No. of participants were not
more than 10, so that effective discussions had been held. A semi-structured checklist
used to guide the discussion in all of 4 focus groups. The guide will consist
of open-ended questions designed to keep the discussion focused on VL and VL
related experiences. Each FGD was last 60 to 95 minutes. The conceptual and
literal understanding of questions had been examined prior to fieldwork and
adjustment had made to eliminate confusion and to account for the local
context. All the groups had been conducted in Bangla. Data had been collected by
using short field notes and all focus group discussion have been recorded.
 
A.    Basic Information about respondent
Among the households
head there were equal number of female & male participants. And female were
more responsive than male during discussions period. Because, female were fully
attached with deceased for caring & nursing from beginning of the diseases
to death. They provide effective & versatile information. In Godagari most
of all participants were Indigenous people. But in Trishal all are Bengali
muslim. Ages of the participants were varying in 20 to 40; only two were up to
60. Except one female participant was student and rest were housewives. Male
were laborer and few farmers. Half households head were literate; they can only
sign their name & the female literate ratio was more than male.
Among the control group
only two were female participants and other 9 were male. Ages were versatile.
Education status was very poor. Most of the participants were wage laborer. One
was farmer. Between two female participants one was housewives another was
students (studied B.A. in pass course).
      
B.    
Information on the deceased
Deceased were Indigenous people as well as Bengali muslim.
According to gender they were male female both. There is no relation between
deceased & age. In discussion, find that all age’s (child to late adult)

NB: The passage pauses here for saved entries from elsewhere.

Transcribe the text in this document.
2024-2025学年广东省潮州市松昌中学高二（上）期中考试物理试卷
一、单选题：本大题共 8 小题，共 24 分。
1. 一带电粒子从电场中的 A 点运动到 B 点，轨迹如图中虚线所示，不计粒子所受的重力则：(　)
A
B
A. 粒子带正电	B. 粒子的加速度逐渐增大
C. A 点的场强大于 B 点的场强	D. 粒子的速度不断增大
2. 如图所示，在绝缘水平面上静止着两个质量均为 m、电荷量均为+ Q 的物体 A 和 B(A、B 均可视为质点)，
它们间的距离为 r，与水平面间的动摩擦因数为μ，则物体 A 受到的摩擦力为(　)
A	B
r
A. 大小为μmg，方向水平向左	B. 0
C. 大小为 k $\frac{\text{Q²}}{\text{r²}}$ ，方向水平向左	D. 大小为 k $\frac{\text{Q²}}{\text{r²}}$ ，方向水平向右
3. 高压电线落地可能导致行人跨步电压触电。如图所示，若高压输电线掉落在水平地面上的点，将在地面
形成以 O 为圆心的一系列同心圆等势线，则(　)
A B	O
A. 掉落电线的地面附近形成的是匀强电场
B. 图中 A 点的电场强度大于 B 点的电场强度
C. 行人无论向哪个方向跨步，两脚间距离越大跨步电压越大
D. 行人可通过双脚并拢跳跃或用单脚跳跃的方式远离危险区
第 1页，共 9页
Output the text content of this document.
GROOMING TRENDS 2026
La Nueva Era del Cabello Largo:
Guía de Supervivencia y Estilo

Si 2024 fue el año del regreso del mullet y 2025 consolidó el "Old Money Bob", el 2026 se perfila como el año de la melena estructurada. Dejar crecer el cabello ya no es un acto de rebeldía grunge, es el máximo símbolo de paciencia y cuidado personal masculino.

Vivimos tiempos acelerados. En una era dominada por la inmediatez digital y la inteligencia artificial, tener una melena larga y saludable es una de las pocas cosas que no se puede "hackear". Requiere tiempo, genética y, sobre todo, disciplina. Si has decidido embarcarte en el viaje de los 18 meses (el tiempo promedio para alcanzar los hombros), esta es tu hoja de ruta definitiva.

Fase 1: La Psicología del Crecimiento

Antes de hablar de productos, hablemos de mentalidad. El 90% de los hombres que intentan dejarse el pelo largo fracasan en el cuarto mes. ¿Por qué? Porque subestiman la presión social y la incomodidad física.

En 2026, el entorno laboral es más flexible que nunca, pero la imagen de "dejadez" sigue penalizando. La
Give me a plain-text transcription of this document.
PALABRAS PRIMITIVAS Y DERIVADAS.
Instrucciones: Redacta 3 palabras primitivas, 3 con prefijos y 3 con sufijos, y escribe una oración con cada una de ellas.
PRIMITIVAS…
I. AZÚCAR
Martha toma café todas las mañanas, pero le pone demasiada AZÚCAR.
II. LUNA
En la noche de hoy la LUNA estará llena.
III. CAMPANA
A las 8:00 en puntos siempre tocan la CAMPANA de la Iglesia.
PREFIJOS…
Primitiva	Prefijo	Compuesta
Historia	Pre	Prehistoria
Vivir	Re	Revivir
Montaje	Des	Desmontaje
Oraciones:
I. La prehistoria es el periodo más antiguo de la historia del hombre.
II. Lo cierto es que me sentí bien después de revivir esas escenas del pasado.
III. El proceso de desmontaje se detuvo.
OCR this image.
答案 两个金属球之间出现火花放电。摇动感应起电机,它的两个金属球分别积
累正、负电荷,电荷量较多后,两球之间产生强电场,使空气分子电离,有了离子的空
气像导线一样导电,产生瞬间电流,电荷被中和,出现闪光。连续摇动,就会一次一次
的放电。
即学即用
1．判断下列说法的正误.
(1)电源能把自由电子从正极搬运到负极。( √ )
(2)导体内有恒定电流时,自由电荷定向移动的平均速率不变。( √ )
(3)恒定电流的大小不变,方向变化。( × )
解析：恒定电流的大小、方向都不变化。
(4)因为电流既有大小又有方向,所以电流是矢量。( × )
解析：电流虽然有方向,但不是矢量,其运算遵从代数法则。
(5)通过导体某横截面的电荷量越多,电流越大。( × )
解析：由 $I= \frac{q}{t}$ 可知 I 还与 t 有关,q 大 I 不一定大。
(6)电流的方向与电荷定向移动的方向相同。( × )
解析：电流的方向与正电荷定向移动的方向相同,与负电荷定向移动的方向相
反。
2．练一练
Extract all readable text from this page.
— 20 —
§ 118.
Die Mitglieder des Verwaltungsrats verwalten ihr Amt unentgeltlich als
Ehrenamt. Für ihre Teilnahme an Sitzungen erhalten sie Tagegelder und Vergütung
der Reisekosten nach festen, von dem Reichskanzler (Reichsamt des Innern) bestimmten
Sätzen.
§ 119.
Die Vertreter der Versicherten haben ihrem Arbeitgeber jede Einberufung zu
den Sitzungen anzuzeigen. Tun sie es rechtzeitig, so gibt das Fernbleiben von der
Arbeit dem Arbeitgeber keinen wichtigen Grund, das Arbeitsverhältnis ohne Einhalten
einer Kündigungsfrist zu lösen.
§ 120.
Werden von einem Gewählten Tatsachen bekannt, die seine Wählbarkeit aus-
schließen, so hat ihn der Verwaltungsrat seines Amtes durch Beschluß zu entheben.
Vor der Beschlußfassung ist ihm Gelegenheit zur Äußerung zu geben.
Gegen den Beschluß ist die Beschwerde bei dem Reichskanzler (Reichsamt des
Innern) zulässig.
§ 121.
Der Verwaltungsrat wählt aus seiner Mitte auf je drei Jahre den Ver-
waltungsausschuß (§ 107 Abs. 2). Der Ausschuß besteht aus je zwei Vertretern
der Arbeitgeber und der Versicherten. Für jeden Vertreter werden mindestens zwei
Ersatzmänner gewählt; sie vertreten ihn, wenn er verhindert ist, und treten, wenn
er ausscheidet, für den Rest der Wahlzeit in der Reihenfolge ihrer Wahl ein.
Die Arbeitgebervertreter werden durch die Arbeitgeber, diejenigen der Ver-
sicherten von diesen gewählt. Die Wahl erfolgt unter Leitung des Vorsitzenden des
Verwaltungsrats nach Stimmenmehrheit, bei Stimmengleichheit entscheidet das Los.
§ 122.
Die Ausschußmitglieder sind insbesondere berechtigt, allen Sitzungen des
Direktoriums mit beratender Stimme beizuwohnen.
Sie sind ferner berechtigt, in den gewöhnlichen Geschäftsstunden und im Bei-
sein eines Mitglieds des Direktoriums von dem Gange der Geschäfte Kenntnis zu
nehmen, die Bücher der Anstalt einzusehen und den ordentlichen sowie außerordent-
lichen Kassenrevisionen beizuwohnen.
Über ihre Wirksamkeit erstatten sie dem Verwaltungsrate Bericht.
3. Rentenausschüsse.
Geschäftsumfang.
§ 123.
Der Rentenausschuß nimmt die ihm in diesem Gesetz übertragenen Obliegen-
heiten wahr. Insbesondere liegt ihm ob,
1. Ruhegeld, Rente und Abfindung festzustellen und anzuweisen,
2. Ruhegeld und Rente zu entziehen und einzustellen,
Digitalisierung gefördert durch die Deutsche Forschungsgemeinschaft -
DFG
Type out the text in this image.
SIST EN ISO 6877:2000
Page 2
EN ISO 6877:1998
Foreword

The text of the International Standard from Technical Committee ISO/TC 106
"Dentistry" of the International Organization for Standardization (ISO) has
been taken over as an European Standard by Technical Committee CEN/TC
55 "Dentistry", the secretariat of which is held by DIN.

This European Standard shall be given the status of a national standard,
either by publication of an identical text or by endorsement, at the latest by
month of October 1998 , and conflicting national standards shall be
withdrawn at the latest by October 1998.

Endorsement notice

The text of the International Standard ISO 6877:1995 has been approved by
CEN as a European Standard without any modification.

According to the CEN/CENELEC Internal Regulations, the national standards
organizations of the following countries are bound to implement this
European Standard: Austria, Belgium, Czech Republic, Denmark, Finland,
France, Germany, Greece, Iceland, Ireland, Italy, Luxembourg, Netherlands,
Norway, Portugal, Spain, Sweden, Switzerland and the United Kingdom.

people were deceased. Occupation didn’t matter of fact for the ‘Kala-azar’
& deceased. All the deceased were not so much literate. Only one deceased
was complete primary education.
C.    
Kala-azar awareness
knowledge about Kala-azar
Visceral Leishmaniasis (‘kala-azar’) is the
most severe form of leishmaniasis (zar). These parasites usually migrate
to the visceral organs such as liver, spleen and bone marrow. During 4 FGD
among Godagari Upzilla of Rajshahi District & Trishal upzilla of Mymensingh
district- researcher conclude that, participants were narrated some different
types of symptoms of kala-azar. After linked up the symptoms ‘Kala –Azar’ has mainly of three types:
  • Kala-Azar
    affected in Blood (along with other symptoms blood turn into black, blood
    became more thick than normal, weight loose  )
  • Kala-Azar
    affected in Affected in Kidney (didn’t weight loose,  increase water in body ‘sharir fola,
    pani jama’
    ) &
  • Kala-Azar
    affected in liver [(skin & eye 
    color turn into yellow, ‘jondis’ (hepatitis b)]
‘Kala-azar’ is happening for their unhygienic habitat. They
are rearing their livestock near house. In some case, ‘goalghar’ (house
of livestock) and living house is attached. Especially this scenario is found
indigenous community of Godagari. They usually didn’t use mosquito net and
using net for livestock is also rear. They know that, ‘kala-azar’ is happening
for bite of an insect. They learned about the insect from doctors, nurse, field
workers of the different ‘kala-azar’ project in different time. But, confusion
about mosquito & fly. Not a clear concept among the participants.     

Signs and
symptoms
of
Leishmaniasis (Kala-Azar)

The symptoms of kala-azar vary from one
person to other. However, some of the common symptoms include high undulating
fever often Chills, rigors, weight loss, cough, burning feet, abdominal pain,
joint pain and diarrhea.
The
symptoms of leishmaniasis (Kala-Azar) are very slow appearance. According to
participants, when & how it (Bite of a fly or Insect) happened; we didn’t recognize.
·        
The first symptom of Kala-Azar is fever. In the
beginning stage fever isn’t appear properly; it contain inside the body. Some
times fever (temperature) can be measured. The victims & household heads of
deceased family called this types of fever ‘vus-vuse jar’. The fever has
some consequences;
§ 
Its not constant but periodical. Generally the
fever has severe in afternoon to till midnight.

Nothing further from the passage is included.